Tollakouadiokro, quartier précaire de Bouaké, se singularise par ses branchements anarchiques. Les fils électriques traînent partout. Et cela constitue un danger pour les habitants. Surtout pour les enfants qui s’en servent pour jouer, au risque de se faire électrocuter. En réalité, la mort rôde de façon permanente dans ledit quartier. 

Selon le chef de ce quartier, Amara Bamba, les branchements anarchiques ont déjà provoqué la mort de deux personnes. L’un se faisant passer pour un électricien, s’est fait électrocuter. Il voulait raccorder deux fils électriques qui traînaient. 

Quant au second, il  a trouvé la mort au niveau des établissements Robert Gonfreville où il habitait. A la suite d’une panne intervenue dans le secteur, il était privé d’électricité. C’est en voulant remédier à cette situation en ramassant des fils électriques mouillés qu’il s’est fait électrocuter. Amara Bamba a signalé  plusieurs cas de court-circuit qui ont causé d’énormes dégâts matériels.
 

Malgré tout, les habitants de Tollakouadiokro continuent de se procurer de l’électricité à partir des quartiers tels que Dar-es-salam et Beaufort sans payer de facture. Ouattara Brahima, étudiant en master 1 en gestion à l’université Alassane Ouattara de Bouaké, reconnaît que les branchements anarchiques sont dangereux pour eux. 

Mais il s’empresse de dire que c’est par manque de moyens financiers que nombre de personnes ne peuvent s’abonner au réseau électrique national. C’est la raison pour laquelle il souhaite que le coût de l’abonnement à la Cie soit en deçà de 100.000 F cfa. Diomandé Sékou Tiémoko, fonctionnaire à la retraite, ajoute qu’il faut, au préalable, s’adresser à Securel où les installations électriques sont approuvées. C’est seulement après cela qu’il faut penser à l’abonnement à la Cie. Cette procédure qui nécessite de l’argent, n’est pas à la portée de toutes les bourses. 

 En attendant, les autorités compétentes se préoccupent de leur situation.
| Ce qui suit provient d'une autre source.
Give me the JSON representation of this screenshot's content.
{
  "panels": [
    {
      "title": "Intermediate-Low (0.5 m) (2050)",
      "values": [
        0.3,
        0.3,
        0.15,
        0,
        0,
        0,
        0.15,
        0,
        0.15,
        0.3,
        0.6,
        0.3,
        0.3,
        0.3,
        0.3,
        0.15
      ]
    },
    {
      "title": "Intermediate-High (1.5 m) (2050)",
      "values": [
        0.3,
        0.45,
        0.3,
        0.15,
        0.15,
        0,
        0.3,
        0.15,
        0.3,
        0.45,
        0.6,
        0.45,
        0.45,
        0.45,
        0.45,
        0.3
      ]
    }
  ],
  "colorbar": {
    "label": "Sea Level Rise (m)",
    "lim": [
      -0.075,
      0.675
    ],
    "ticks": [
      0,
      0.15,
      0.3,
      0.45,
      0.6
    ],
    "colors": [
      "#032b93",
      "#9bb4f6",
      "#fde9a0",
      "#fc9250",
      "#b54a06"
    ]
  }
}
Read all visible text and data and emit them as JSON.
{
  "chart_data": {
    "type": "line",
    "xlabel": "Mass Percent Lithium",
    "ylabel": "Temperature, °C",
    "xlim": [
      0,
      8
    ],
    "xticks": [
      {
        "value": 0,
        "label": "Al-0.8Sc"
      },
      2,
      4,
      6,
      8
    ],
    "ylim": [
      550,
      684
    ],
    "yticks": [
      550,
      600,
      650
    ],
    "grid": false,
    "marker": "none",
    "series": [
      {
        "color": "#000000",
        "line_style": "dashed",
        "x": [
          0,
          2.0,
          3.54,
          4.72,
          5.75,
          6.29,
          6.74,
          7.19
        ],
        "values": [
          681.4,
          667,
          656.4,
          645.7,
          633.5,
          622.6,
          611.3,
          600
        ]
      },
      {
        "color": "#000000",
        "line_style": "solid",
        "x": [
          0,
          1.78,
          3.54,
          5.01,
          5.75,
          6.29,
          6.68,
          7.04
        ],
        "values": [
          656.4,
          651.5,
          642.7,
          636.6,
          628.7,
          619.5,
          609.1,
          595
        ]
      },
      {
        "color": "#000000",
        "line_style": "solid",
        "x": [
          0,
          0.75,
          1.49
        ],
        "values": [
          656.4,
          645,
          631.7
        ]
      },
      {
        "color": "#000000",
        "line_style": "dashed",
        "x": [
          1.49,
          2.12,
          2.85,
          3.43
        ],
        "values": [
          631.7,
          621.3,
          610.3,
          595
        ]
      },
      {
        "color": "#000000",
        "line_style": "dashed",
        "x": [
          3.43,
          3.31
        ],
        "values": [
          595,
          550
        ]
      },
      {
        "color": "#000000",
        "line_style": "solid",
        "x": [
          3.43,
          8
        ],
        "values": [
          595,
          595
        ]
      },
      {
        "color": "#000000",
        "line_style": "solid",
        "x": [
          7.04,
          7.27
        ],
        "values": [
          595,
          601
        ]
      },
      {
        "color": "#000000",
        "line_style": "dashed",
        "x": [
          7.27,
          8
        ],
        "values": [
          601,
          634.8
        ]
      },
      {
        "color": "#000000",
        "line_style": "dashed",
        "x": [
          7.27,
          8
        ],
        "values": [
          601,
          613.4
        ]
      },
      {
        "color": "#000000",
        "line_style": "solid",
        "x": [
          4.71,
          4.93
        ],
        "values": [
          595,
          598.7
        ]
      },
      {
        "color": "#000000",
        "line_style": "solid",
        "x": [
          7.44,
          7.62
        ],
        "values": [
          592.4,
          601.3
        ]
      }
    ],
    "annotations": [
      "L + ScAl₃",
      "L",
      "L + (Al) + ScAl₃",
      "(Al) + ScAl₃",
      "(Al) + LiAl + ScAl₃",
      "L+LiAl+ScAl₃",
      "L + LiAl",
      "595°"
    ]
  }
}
Depuis l’année dernière, dans le cadre du Programme présidentiel d’urgence (Ppu), 118 poteaux électriques ont été installés dans ce quartier.
 

 Coulibaly Vamara, employé de commerce à la retraite, pense que depuis, les mentalités sont en train de changer. 
D’autant que certaines personnes, a-t-il dit, ont profité de la baisse des tarifs sous forme de promotion qui a été faite par le gouvernement pour s’abonner au réseau électrique. Dagnogo Bakari, commerçant, a mentionné qu’il a saisi cette aubaine en faveur des couches les plus défavorisées, à hauteur de 20.010 F cfa, pour se faire installer 3 compteurs électriques à son domicile, chez  ses enfants et  locataires. Koné Amadou, technicien radio-télévision, plaide néanmoins pour que davantage de poteaux soient installés afin que l’ensemble des habitants s’attachent les services de la Cie. 

Sow Ibrahim, couturier,  quant à lui, exprime sa gratitude au  Président de la République, Alassane Ouattara et à son gouvernement pour leur avoir permis de bénéficier d’un tarif avantageux pour s’abonner au réseau électrique.

Il a invité tous les habitants de Tollakouadiokro à se débarrasser des branchements anarchiques qui sont dangereux au profit de l’abonnement régulier qui offre plus de sécurité et de confort. Nous avons tenté en vain de  contacter Rolland Koffi, le directeur régional de Compagnie ivoirienne d’électricité.